Mahal محل Türkçeye Arapçadan gelme bir sözcük.Hall حل kökünden türemiş. Sözcüğün hem yer hem sebep anlamları var.Sözcüğü yalın halde kullanırken bir sorun yok.Buna mahal yok,bu mahalde gibi.Ama sözcüğü isim tamlaması içinde kullanırsak sondaki L harfi çift oluyor.Çünkü kelimenin aslında iki L harfi var.O nedenle suç mahalli,olay mahalli ,şoför mahalli gibi kullanımlarda bu iki L sesine dikkat etmek gerekiyor.
Zaten aynı kökten türemiş mahalle, mahallî,halletmek,hallolmak kelimelerinde bu çift sesi açıkça görüyoruz.(Meselenin halli zormuş) cümlesinde ise kelimenin kök halindeki(hal) kullanımını görüyoruz. Bir noktaya daha değineyim.Mahal kelimesinde A sesleri kısa okunacak ancak ikinci A sesi L harfinin etkisiyle incelmiş.O ikinci A üzerinde şapka görürseniz o uzun olduğunu değil ince okunacağını gösteriyor.
Ailenizin 😅Osmanlıca rehberine çok iş 😅😅 düşüyor.

100 Soruda Oğuz Atay ve kitapla ilgili bir düzeltme


Mürekkepbalığı Dergisi'nin 2013'te çıkan ilk sayısında benimle yapılan bir söyleşi yayınlanmıştı .Orada Meydan Larousse Ansiklopedisinin  yazılış öyküsünü anlatırken  mesai arkadaşımız Oğuz Atay'dan da söz etmiş ve şöyle demiştim.
"Oğuz Atay ise kısa film çekerdi.
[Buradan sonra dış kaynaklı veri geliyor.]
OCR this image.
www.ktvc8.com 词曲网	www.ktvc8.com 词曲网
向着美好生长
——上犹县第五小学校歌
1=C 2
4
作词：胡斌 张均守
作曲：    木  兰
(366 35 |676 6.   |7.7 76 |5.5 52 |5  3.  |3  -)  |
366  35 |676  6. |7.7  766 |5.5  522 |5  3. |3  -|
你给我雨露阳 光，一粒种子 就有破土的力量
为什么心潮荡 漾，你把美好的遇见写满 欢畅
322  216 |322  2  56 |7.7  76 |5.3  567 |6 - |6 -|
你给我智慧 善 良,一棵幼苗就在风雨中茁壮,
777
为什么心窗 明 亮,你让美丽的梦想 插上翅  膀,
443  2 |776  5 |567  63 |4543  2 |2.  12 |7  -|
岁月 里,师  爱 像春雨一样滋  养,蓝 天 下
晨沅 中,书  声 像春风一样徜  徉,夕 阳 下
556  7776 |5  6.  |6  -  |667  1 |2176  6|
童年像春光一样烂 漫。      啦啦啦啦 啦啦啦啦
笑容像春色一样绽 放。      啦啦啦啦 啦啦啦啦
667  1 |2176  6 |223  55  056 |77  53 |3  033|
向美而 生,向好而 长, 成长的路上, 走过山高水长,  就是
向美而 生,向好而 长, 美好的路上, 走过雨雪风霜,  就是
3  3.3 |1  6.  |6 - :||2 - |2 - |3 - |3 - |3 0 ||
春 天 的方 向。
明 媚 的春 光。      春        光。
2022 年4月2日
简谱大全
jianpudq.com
Oyuncuları da bizim Larousse kadrosundan olurdu. Çaycı Mehmet de oynamıştı bir filminde. Sanıyorum o filmin adı Mantolu Adam'dı.Oğuz Bey,ansiklopedi bitip kadro dağıldıktan sonra yazarlığıyla ünlenince şaşırmış, onu tanıdığımız için de sevinmiştik"
Dün bana bir kitap ulaştırdılar.Kitabın adı 100 Soruda Oğuz Atay. Yazarı Selçuk Orhan.187.sayfada aynen şöyle yazıyor:
"Mürekkepbalığı dergisinin Kasım-Aralık 2013 tarihli sayısında Birgül Ergev de Arkadaş filminin ilk üç dakikasını Oğuz Atay'ın kaleme aldığını ama devamını yazmaya yanaşmadığını belirtmektedir"
Selçuk Orhan hızını alamamış aynı iddiayı 188.sayfada da yinelemiş.
Allahaşkına benim cümlemle yazarın kaleme aldıkları arasında derginin adından başka bir doğru nokta var mı?
Ben Oğuz Atay'ın Arkadaş filmiyle bağlantısını bilmem. Bilmediğim şey hakkında da ne konuşurum ne yazarım. Bu bağlantı hakkında tek satır yazmadım. Selçuk Orhan söylemediğimi yazmış yazdığımı söylememiş.
Bütün Oğuz Atay sevenlerine bu açıklamayı yapmak boynumun borcuydu.

NOT:Fotoğraf  Mantolu Adam filminin  çekiminden.